Scary, however, becasue it's a COYOTE! Lots of them, in my yard. They eat small animals. We don't have the chickens that I want yet - hopefully next spring - but I do have my three cats. They are indoor cats but two of them are bound and determined to escape every time someone tries to carry in a load of groceries into the house. Just the mom in me, but I worry.
But I would not trade this wonderful house and these two acres for any type of living arrangement that would ensure coyote-free nights. So, let them howl and I'll enjoy every minute.

Tuesday, October 20

I thought this picture was so telling of how much I love fall. I love the colors, the smells, the sounds...
When Lily was alive, she and Snowy would love to play in the dry leaves all over the yard. I would rake them up in big piles and they would jump in them and play, attacking eachother, barking and jumping around. Now Snowy is older and it is just she and I in the yard with the leaves. And she prefers to lay in the grass and watch me rake.

I look forward to the first day that I can smell fall. It is usually around the middle of September and it is early in the morning when I get up to let Snowy out. It is just getting light and there might be a very light frost and it is crisp and a little chilly. It smells like the early morning at a camp site in the 1000 Islands after a late night of campfires. It feels like I should be standing on my front porch with my hands cupped around a big mug of steaming coffee, just like in the commericals. But I don't like coffee so I will settle for hot cocoa. For me this marks the end of summer and the beginning of cleaning up and closing up for the colder months to come.

Fall in the Yard

Sorry It's Been So Long

It's been a long time since my last post - sorry to those who read this. Things have been crazy here at the homestead.

First the hot water tank went and we needed to bite the bullet and get a new one. We tried to get the most efficent one possible and it works well but it took a bit more out of the budget than we would have liked. I guess I was just under the impression that hot water tanks were supposed to last a long time, like longer than 20 years.

And fall is finally here - the beautiful leaves, the crisp chilly weather, and the massive amounts of yard and garden clean up. Most of it will end up in the compost but a few things, like the Chinese Lanterns and maybe some sedum, will be dried and used for decoration in the house.
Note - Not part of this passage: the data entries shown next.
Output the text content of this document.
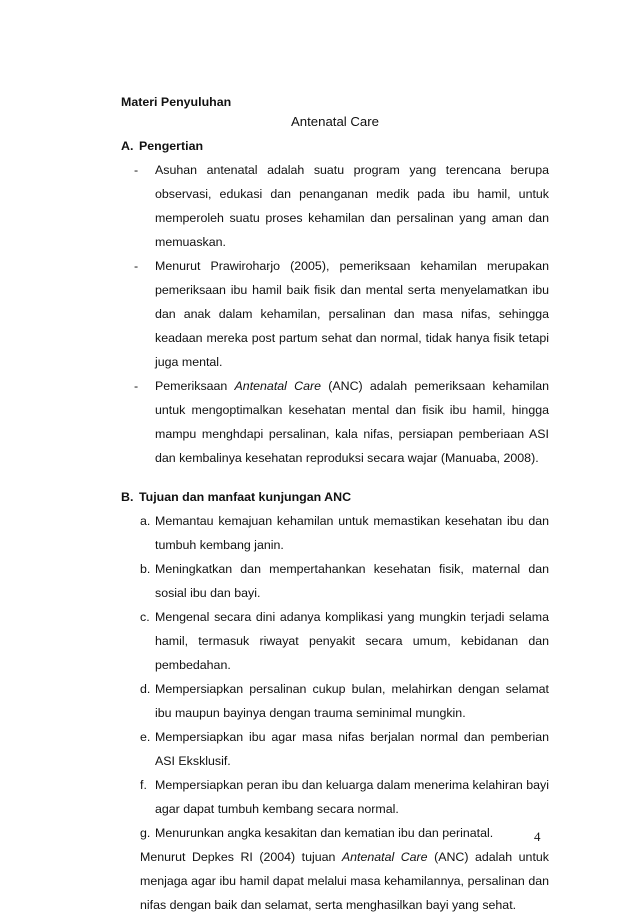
Materi Penyuluhan
Antenatal Care
A. Pengertian
- Asuhan antenatal adalah suatu program yang terencana berupa observasi, edukasi dan penanganan medik pada ibu hamil, untuk memperoleh suatu proses kehamilan dan persalinan yang aman dan memuaskan.
- Menurut Prawiroharjo (2005), pemeriksaan kehamilan merupakan pemeriksaan ibu hamil baik fisik dan mental serta menyelamatkan ibu dan anak dalam kehamilan, persalinan dan masa nifas, sehingga keadaan mereka post partum sehat dan normal, tidak hanya fisik tetapi juga mental.
- Pemeriksaan Antenatal Care (ANC) adalah pemeriksaan kehamilan untuk mengoptimalkan kesehatan mental dan fisik ibu hamil, hingga mampu menghdapi persalinan, kala nifas, persiapan pemberiaan ASI dan kembalinya kesehatan reproduksi secara wajar (Manuaba, 2008).
B. Tujuan dan manfaat kunjungan ANC
a. Memantau kemajuan kehamilan untuk memastikan kesehatan ibu dan tumbuh kembang janin.
b. Meningkatkan dan mempertahankan kesehatan fisik, maternal dan sosial ibu dan bayi.
c. Mengenal secara dini adanya komplikasi yang mungkin terjadi selama hamil, termasuk riwayat penyakit secara umum, kebidanan dan pembedahan.
d. Mempersiapkan persalinan cukup bulan, melahirkan dengan selamat ibu maupun bayinya dengan trauma seminimal mungkin.
e. Mempersiapkan ibu agar masa nifas berjalan normal dan pemberian ASI Eksklusif.
f. Mempersiapkan peran ibu dan keluarga dalam menerima kelahiran bayi agar dapat tumbuh kembang secara normal.
g. Menurunkan angka kesakitan dan kematian ibu dan perinatal.
Menurut Depkes RI (2004) tujuan Antenatal Care (ANC) adalah untuk menjaga agar ibu hamil dapat melalui masa kehamilannya, persalinan dan nifas dengan baik dan selamat, serta menghasilkan bayi yang sehat.
4
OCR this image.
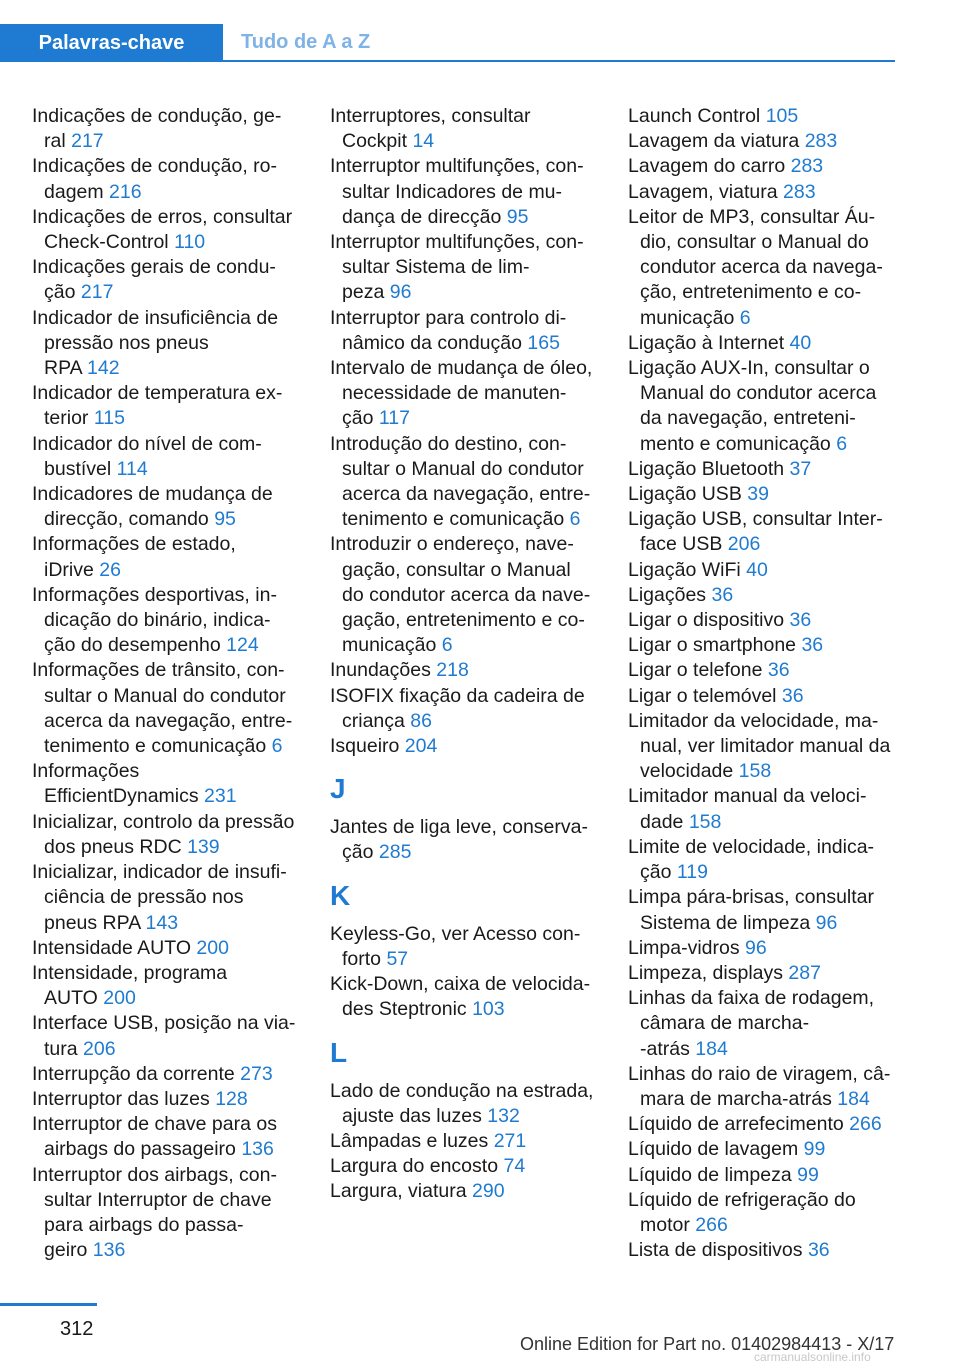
Palavras-chave	Tudo de A a Z
Indicações de condução, ge-
ral 217
Indicações de condução, ro-
dagem 216
Indicações de erros, consultar
Check-Control 110
Indicações gerais de condu-
ção 217
Indicador de insuficiência de
pressão nos pneus
RPA 142
Indicador de temperatura ex-
terior 115
Indicador do nível de com-
bustível 114
Indicadores de mudança de
direcção, comando 95
Informações de estado,
iDrive 26
Informações desportivas, in-
dicação do binário, indica-
ção do desempenho 124
Informações de trânsito, con-
sultar o Manual do condutor
acerca da navegação, entre-
tenimento e comunicação 6
Informações
EfficientDynamics 231
Inicializar, controlo da pressão
dos pneus RDC 139
Inicializar, indicador de insufi-
ciência de pressão nos
pneus RPA 143
Intensidade AUTO 200
Intensidade, programa
AUTO 200
Interface USB, posição na via-
tura 206
Interrupção da corrente 273
Interruptor das luzes 128
Interruptor de chave para os
airbags do passageiro 136
Interruptor dos airbags, con-
sultar Interruptor de chave
para airbags do passa-
geiro 136
Interruptores, consultar
Cockpit 14
Interruptor multifunções, con-
sultar Indicadores de mu-
dança de direcção 95
Interruptor multifunções, con-
sultar Sistema de lim-
peza 96
Interruptor para controlo di-
nâmico da condução 165
Intervalo de mudança de óleo,
necessidade de manuten-
ção 117
Introdução do destino, con-
sultar o Manual do condutor
acerca da navegação, entre-
tenimento e comunicação 6
Introduzir o endereço, nave-
gação, consultar o Manual
do condutor acerca da nave-
gação, entretenimento e co-
municação 6
Inundações 218
ISOFIX fixação da cadeira de
criança 86
Isqueiro 204
J
Jantes de liga leve, conserva-
ção 285
K
Keyless-Go, ver Acesso con-
forto 57
Kick-Down, caixa de velocida-
des Steptronic 103
L
Lado de condução na estrada,
ajuste das luzes 132
Lâmpadas e luzes 271
Largura do encosto 74
Largura, viatura 290
Launch Control 105
Lavagem da viatura 283
Lavagem do carro 283
Lavagem, viatura 283
Leitor de MP3, consultar Áu-
dio, consultar o Manual do
condutor acerca da navega-
ção, entretenimento e co-
municação 6
Ligação à Internet 40
Ligação AUX-In, consultar o
Manual do condutor acerca
da navegação, entreteni-
mento e comunicação 6
Ligação Bluetooth 37
Ligação USB 39
Ligação USB, consultar Inter-
face USB 206
Ligação WiFi 40
Ligações 36
Ligar o dispositivo 36
Ligar o smartphone 36
Ligar o telefone 36
Ligar o telemóvel 36
Limitador da velocidade, ma-
nual, ver limitador manual da
velocidade 158
Limitador manual da veloci-
dade 158
Limite de velocidade, indica-
ção 119
Limpa pára-brisas, consultar
Sistema de limpeza 96
Limpa-vidros 96
Limpeza, displays 287
Linhas da faixa de rodagem,
câmara de marcha-
-atrás 184
Linhas do raio de viragem, câ-
mara de marcha-atrás 184
Líquido de arrefecimento 266
Líquido de lavagem 99
Líquido de limpeza 99
Líquido de refrigeração do
motor 266
Lista de dispositivos 36
312
Online Edition for Part no. 01402984413 - X/17
carmanualsonline.info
The beans that I left on the vine are all nice and dry now so they will be saved to plant next year. We really enjoy the purple pole bean, so I think I am going to plant more rows next season.
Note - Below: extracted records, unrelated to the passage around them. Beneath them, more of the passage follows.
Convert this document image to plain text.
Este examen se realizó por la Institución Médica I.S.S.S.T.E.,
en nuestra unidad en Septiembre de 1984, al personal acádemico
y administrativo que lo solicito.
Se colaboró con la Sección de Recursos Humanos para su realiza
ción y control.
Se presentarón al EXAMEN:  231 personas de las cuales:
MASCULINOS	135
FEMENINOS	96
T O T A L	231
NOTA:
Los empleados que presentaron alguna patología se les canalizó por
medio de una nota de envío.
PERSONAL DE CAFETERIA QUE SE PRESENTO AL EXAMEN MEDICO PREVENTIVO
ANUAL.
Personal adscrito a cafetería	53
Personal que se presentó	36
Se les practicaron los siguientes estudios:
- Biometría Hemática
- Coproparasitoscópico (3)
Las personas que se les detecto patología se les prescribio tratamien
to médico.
Part of the before mentioned fall clean up included cleaning up the remains of the trumpet vine that used to be growing up the side of the barn. My loving husband, patient and wise as he is, decided that he was tired of having the vine growing into the tracks of the big sliding doors of the barn. After having quite a time opening the closing the doors to get the trailer out the other day, I looked out the kitchen window to see the trumpet vine waving wildly in the air and crashing to the ground. This was no ordinary vine - it was BIG - about 3 inches in diameter at the base. And now it is gone. I yelled and complained and my husband explained that he was tired of that vine knocking the door off the track. So, today I cut the rest of the stump and carted off the remains. There is another vine, almost just as big, growing up the other side of the barn where the is no door so I am very happy to report that this vine will live a long and productive life.

There are a few flowers trying to give one last showing before the snow starts flying. I have one very pretty little yellow rose and a few wayward poppies in the garden, as well as a small branch of little white climbing roses. It is always nice to see flowers still trying to make a go of it when the leaves around them are red and yellow and brilliant orange. There has been one hard frost here but they seem to have survived.